YY Ahn, an associate professor of informatics and computing at the Luddy School of Informatics, Computing and Engineering, has received a grant from the National Science Foundation’s new Technology Innovation and Partnerships initiative for the U.S. to secure critical technologies.
IU will receive about $150,000 of the $4 million, one-year grant.
Ahn says the Covid-19 pandemic exposed supply-chain vulnerability and re-asserted the importance of critical technologies. Reacting to this, he says, Congress recently passed an ambitious “CHIPS and Science” act that invests more than $200 billion dollars in scientific research and the capacity to secure those critical technologies.
The TIP directorate is designed to accelerate the development and deployment of next-generation technology, help meet economic and societal needs, and produce new high-wage jobs through a network of experts able to define and assess America’s current and future ability to produce innovative critical technologies. Priorities include artificial intelligence, biotechnology, energy storage and semiconductors.
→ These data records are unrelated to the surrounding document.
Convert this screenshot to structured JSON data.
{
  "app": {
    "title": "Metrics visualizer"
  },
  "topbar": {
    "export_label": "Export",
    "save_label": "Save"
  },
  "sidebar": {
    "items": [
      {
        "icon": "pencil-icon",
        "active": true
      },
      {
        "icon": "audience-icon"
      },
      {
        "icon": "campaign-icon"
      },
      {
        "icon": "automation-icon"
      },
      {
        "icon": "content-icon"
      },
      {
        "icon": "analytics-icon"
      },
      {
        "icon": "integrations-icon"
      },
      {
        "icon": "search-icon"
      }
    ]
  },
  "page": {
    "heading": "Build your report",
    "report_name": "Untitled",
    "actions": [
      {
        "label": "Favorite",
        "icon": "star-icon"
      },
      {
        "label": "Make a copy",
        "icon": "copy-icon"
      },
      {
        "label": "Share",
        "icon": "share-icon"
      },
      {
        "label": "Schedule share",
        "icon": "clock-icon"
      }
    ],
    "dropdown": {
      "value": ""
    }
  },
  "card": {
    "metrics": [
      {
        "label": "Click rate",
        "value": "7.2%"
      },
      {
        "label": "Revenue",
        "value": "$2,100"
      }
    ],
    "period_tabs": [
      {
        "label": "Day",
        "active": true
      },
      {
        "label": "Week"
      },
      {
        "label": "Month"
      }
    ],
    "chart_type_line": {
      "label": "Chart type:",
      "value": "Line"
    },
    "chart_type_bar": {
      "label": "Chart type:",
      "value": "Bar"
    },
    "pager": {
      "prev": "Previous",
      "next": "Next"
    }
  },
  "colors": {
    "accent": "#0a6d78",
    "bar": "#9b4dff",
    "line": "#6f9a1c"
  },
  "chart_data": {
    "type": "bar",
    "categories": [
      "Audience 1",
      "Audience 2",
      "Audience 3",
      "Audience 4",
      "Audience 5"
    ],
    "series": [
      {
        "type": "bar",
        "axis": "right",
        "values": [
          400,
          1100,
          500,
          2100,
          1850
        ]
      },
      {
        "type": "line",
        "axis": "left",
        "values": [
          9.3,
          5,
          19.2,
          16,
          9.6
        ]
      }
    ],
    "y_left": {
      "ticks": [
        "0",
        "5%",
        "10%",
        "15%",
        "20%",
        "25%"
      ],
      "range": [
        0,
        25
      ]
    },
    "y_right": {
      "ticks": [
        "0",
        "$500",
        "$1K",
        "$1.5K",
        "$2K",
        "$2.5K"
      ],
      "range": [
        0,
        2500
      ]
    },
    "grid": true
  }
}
This one-year pilot will create a broad network of scientists, scholars, and practitioners to understand and create rigorous methodologies for critical technology assessments. Congress will receive a final report.
The primary investigator is Erica Fuchs, a professor at Carnegie Mellon University’s Department of Engineering and Public Policy.
“I’m thrilled to be a part of the network that will represent the U.S.,” Ahn says. “The team features so many outstanding scholars across the country. I’m excited to work with them.”
Ahn says critical technologies go beyond research and scientific importance.
“It’s also about the complex supply chain,” he says. “This project will build nicely on our existing projects about the science of science.”